In summary, Spring's support for metadata-configurated MBean exporting is easy to apply to garner extra exposed MBean detail. One of the most important take-aways from this blog entry is that @ManagedAttribute must be used on getter and setter methods and that @ManagedOperation should be used on methods that are not getters or setters for any attributes.

One thing I did not show here is that if neither annotation is applied to a getter or setter method, it is not shown as an operation in JConsole. In other words, the only way to get a getter or setter method to show up is to use @ManagedAttribute for each piece (once for the getter and once for the setter). If you want a read-only attribute from a JMX client perspective, apply @ManagedAttribute to only the getter. If you want a write-only, apply that annotation only to the setter method.

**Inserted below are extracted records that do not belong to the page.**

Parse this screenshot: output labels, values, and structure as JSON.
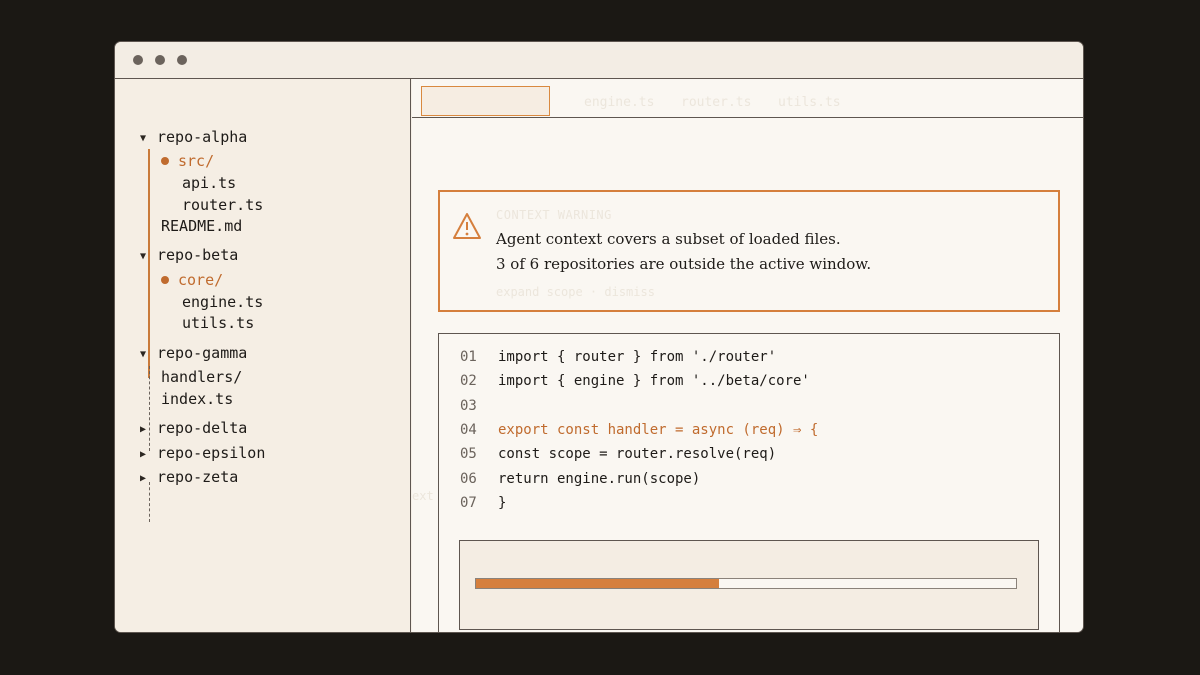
{
  "window": {
    "controls": [
      "close",
      "minimize",
      "maximize"
    ]
  },
  "sidebar": {
    "repos": [
      {
        "name": "repo-alpha",
        "expanded": true
      },
      {
        "name": "repo-beta",
        "expanded": true
      },
      {
        "name": "repo-gamma",
        "expanded": true
      },
      {
        "name": "repo-delta",
        "expanded": false
      },
      {
        "name": "repo-epsilon",
        "expanded": false
      },
      {
        "name": "repo-zeta",
        "expanded": false
      }
    ],
    "alpha_items": [
      "src/",
      "api.ts",
      "router.ts",
      "README.md"
    ],
    "beta_items": [
      "core/",
      "engine.ts",
      "utils.ts"
    ],
    "gamma_items": [
      "handlers/",
      "index.ts"
    ],
    "caret_expanded": "▼",
    "caret_collapsed": "▶"
  },
  "tabs": [
    "engine.ts",
    "router.ts",
    "utils.ts"
  ],
  "ghost_label": "ext",
  "warning": {
    "title": "CONTEXT WARNING",
    "line1": "Agent context covers a subset of loaded files.",
    "line2": "3 of 6 repositories are outside the active window.",
    "actions": "expand scope · dismiss"
  },
  "code": {
    "lines": [
      {
        "num": "01",
        "text": "import { router } from './router'",
        "highlight": false
      },
      {
        "num": "02",
        "text": "import { engine } from '../beta/core'",
        "highlight": false
      },
      {
        "num": "03",
        "text": "",
        "highlight": false
      },
      {
        "num": "04",
        "text": "export const handler = async (req) ⇒ {",
        "highlight": true
      },
      {
        "num": "05",
        "text": "const scope = router.resolve(req)",
        "highlight": false
      },
      {
        "num": "06",
        "text": "return engine.run(scope)",
        "highlight": false
      },
      {
        "num": "07",
        "text": "}",
        "highlight": false
      }
    ]
  },
  "progress": {
    "fraction": 0.45
  },
  "colors": {
    "accent": "#d57f3d",
    "background": "#1b1814",
    "panel": "#f5efe6"
  }
}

Chapter 20 of the Spring 2.5 reference focuses on Spring's JMX support. Of particular interest related to this blog entry are sections 20.3.3 ("Using JDK 5.0 Annotations") and 20.3.4 ("Source-Level Metadata Types"). The latter section includes Table 20.2 ("Source-Level Metadata Types") which confirms that @ManagedAttribute should be applied to methods that are getters and setters for attributes while @ManagedOperation should be applied to all methods other than getters and setters.

5 comments:

hilal said...

hey Dustin,

I have a problem with JMS.
spring can export a managedOperation if it has a managed parameter. I can see these operations via jconsole and use them.

But it does not work with the methods which do not have any parameters.

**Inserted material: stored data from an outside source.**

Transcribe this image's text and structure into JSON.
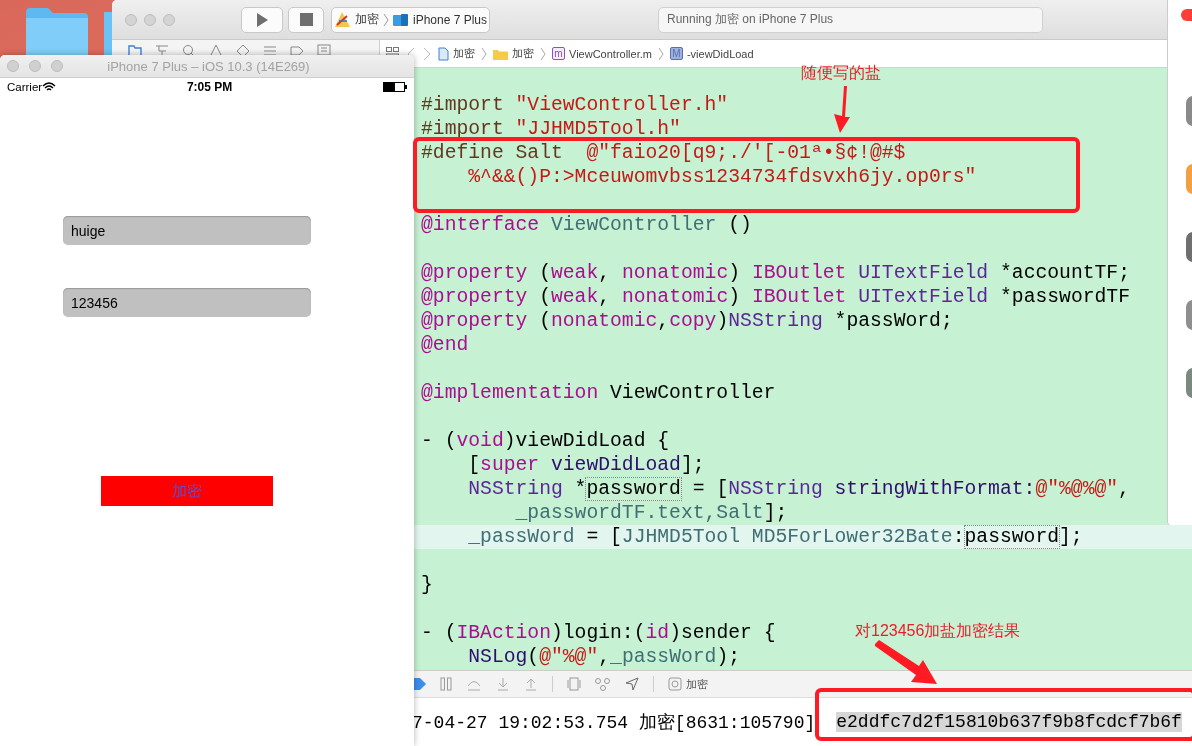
{
  "xcode": {
    "toolbar": {
      "scheme": {
        "target": "加密",
        "device": "iPhone 7 Plus"
      },
      "activity": "Running 加密 on iPhone 7 Plus"
    },
    "jump_bar": [
      {
        "kind": "project",
        "label": "加密"
      },
      {
        "kind": "folder",
        "label": "加密"
      },
      {
        "kind": "source",
        "badge": "m",
        "label": "ViewController.m"
      },
      {
        "kind": "method",
        "badge": "M",
        "label": "-viewDidLoad"
      }
    ],
    "code_lines": [
      {
        "current": false,
        "tokens": [
          {
            "kind": "pre",
            "text": "#import "
          },
          {
            "kind": "str",
            "text": "\"ViewController.h\""
          }
        ]
      },
      {
        "current": false,
        "tokens": [
          {
            "kind": "pre",
            "text": "#import "
          },
          {
            "kind": "str",
            "text": "\"JJHMD5Tool.h\""
          }
        ]
      },
      {
        "current": false,
        "tokens": [
          {
            "kind": "pre",
            "text": "#define Salt  "
          },
          {
            "kind": "str",
            "text": "@\"faio20[q9;./'[-01ª•§¢!@#$"
          }
        ]
      },
      {
        "current": false,
        "tokens": [
          {
            "kind": "str",
            "text": "    %^&&()P:>Mceuwomvbss1234734fdsvxh6jy.op0rs\""
          }
        ]
      },
      {
        "current": false
      },
      {
        "current": false,
        "tokens": [
          {
            "kind": "kw",
            "text": "@interface "
          },
          {
            "kind": "proj",
            "text": "ViewController"
          },
          {
            "kind": "plain",
            "text": " ()"
          }
        ]
      },
      {
        "current": false
      },
      {
        "current": false,
        "tokens": [
          {
            "kind": "kw",
            "text": "@property"
          },
          {
            "kind": "plain",
            "text": " ("
          },
          {
            "kind": "kw",
            "text": "weak"
          },
          {
            "kind": "plain",
            "text": ", "
          },
          {
            "kind": "kw",
            "text": "nonatomic"
          },
          {
            "kind": "plain",
            "text": ") "
          },
          {
            "kind": "kw",
            "text": "IBOutlet "
          },
          {
            "kind": "type",
            "text": "UITextField"
          },
          {
            "kind": "plain",
            "text": " *accountTF;"
          }
        ]
      },
      {
        "current": false,
        "tokens": [
          {
            "kind": "kw",
            "text": "@property"
          },
          {
            "kind": "plain",
            "text": " ("
          },
          {
            "kind": "kw",
            "text": "weak"
          },
          {
            "kind": "plain",
            "text": ", "
          },
          {
            "kind": "kw",
            "text": "nonatomic"
          },
          {
            "kind": "plain",
            "text": ") "
          },
          {
            "kind": "kw",
            "text": "IBOutlet "
          },
          {
            "kind": "type",
            "text": "UITextField"
          },
          {
            "kind": "plain",
            "text": " *passwordTF"
          }
        ]
      },
      {
        "current": false,
        "tokens": [
          {
            "kind": "kw",
            "text": "@property"
          },
          {
            "kind": "plain",
            "text": " ("
          },
          {
            "kind": "kw",
            "text": "nonatomic"
          },
          {
            "kind": "plain",
            "text": ","
          },
          {
            "kind": "kw",
            "text": "copy"
          },
          {
            "kind": "plain",
            "text": ")"
          },
          {
            "kind": "type",
            "text": "NSString"
          },
          {
            "kind": "plain",
            "text": " *passWord;"
          }
        ]
      },
      {
        "current": false,
        "tokens": [
          {
            "kind": "kw",
            "text": "@end"
          }
        ]
      },
      {
        "current": false
      },
      {
        "current": false,
        "tokens": [
          {
            "kind": "kw",
            "text": "@implementation"
          },
          {
            "kind": "plain",
            "text": " ViewController"
          }
        ]
      },
      {
        "current": false
      },
      {
        "current": false,
        "tokens": [
          {
            "kind": "plain",
            "text": "- ("
          },
          {
            "kind": "kw",
            "text": "void"
          },
          {
            "kind": "plain",
            "text": ")viewDidLoad {"
          }
        ]
      },
      {
        "current": false,
        "tokens": [
          {
            "kind": "plain",
            "text": "    ["
          },
          {
            "kind": "kw",
            "text": "super"
          },
          {
            "kind": "method",
            "text": " viewDidLoad"
          },
          {
            "kind": "plain",
            "text": "];"
          }
        ]
      },
      {
        "current": false,
        "tokens": [
          {
            "kind": "type",
            "text": "    NSString"
          },
          {
            "kind": "plain",
            "text": " *"
          },
          {
            "kind": "var",
            "text": "password"
          },
          {
            "kind": "plain",
            "text": " = ["
          },
          {
            "kind": "type",
            "text": "NSString"
          },
          {
            "kind": "method",
            "text": " stringWithFormat:"
          },
          {
            "kind": "str",
            "text": "@\"%@%@\""
          },
          {
            "kind": "plain",
            "text": ","
          }
        ]
      },
      {
        "current": false,
        "tokens": [
          {
            "kind": "proj",
            "text": "        _passwordTF.text,Salt"
          },
          {
            "kind": "plain",
            "text": "];"
          }
        ]
      },
      {
        "current": true,
        "tokens": [
          {
            "kind": "proj",
            "text": "    _passWord"
          },
          {
            "kind": "plain",
            "text": " = ["
          },
          {
            "kind": "proj",
            "text": "JJHMD5Tool MD5ForLower32Bate"
          },
          {
            "kind": "plain",
            "text": ":"
          },
          {
            "kind": "var",
            "text": "password"
          },
          {
            "kind": "plain",
            "text": "];"
          }
        ]
      },
      {
        "current": false
      },
      {
        "current": false,
        "tokens": [
          {
            "kind": "plain",
            "text": "}"
          }
        ]
      },
      {
        "current": false
      },
      {
        "current": false,
        "tokens": [
          {
            "kind": "plain",
            "text": "- ("
          },
          {
            "kind": "kw",
            "text": "IBAction"
          },
          {
            "kind": "plain",
            "text": ")login:("
          },
          {
            "kind": "kw",
            "text": "id"
          },
          {
            "kind": "plain",
            "text": ")sender {"
          }
        ]
      },
      {
        "current": false,
        "tokens": [
          {
            "kind": "method",
            "text": "    NSLog"
          },
          {
            "kind": "plain",
            "text": "("
          },
          {
            "kind": "str",
            "text": "@\"%@\""
          },
          {
            "kind": "plain",
            "text": ","
          },
          {
            "kind": "proj",
            "text": "_passWord"
          },
          {
            "kind": "plain",
            "text": ");"
          }
        ]
      }
    ],
    "debug_bar": {
      "target": "加密"
    },
    "console": {
      "text": "7-04-27 19:02:53.754 加密[8631:105790]",
      "selection": "e2ddfc7d2f15810b637f9b8fcdcf7b6f"
    }
  },
  "simulator": {
    "title": "iPhone 7 Plus – iOS 10.3 (14E269)",
    "status_bar": {
      "carrier": "Carrier",
      "time": "7:05 PM"
    },
    "fields": [
      {
        "value": "huige"
      },
      {
        "value": "123456"
      }
    ],
    "button": "加密"
  },
  "annotations": [
    {
      "kind": "salt",
      "text": "随便写的盐"
    },
    {
      "kind": "result",
      "text": "对123456加盐加密结果"
    }
  ]
}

what is the problem, I don't understand.

thanks for help, in advance


hilal

Dustin said...

hilal,

You should first ensure that none of your methods that don't accept parameters also don't start with "get" or "set" in their names. In my blog entry, I showed the example of helloWorld() method call without parameters. If your methods that don't expect any parameters do not start with "get" or "set" and still do not show up in JConsole, you could post a short snippet of example code here or at the Spring JMX forum in case someone can see the problem.

hilal said...

hello Dustin,

my code is so.

this operation can be exported:

@ManagedOperation(description = "Get AttributeDataTypes")
@ManagedOperationParameters( { @ManagedOperationParameter(name = "identityLikeness", description = "identityLikeness") })
public Map getAttributeDataTypes(String identityLikeness) {
PersistenceSupportInterface support = Supporter.persistenceSupport;
return support.searchByIdentity(AttrDataType.class, identityLikeness, "identity", "systemId");
}


but this can't:

@ManagedOperation(description = "Get AttributeDataTypes")
public Map getAttributeDataTypes() {
PersistenceSupportInterface support = Supporter.persistenceSupport;
return support.searchByIdentity(AttrDataType.class, null, "identity", "systemId");
}

ps: I tried to post it to spring threads, but it said that until 15 post I can't send any :(

so i need your help

Dustin said...

hilal,

This does appear to be a problem because your method name starts with "get" and because you aren't passing any parameters. The one that worked probably did so because the parameters implied that this was not a true "get"/accessor method. However, your method whose name starts with "get" and does not accept any parameters meets all the requirements of a "getter"/accessor method and so Spring JMX wants to treat this like an @ManagedAttribute rather than as an @ManagedOperation. I believe your second case will work fine for you if you change the name to not have "get" in it. For example, if you rename the method obtainAttributeDataTypes(), provideAttributeDataTypes(), acquireAttributeDataTypes(), or something similar, I believe it will work for you. This all boils down to the fact that Spring/JMX wants to treat any method that begins with "get" and accepts no parameters as an attribute rather than as an operation.

hilal said...

yes Dustin,

you are absolutely right; i don't know how i could make such a mistake, even I read about it.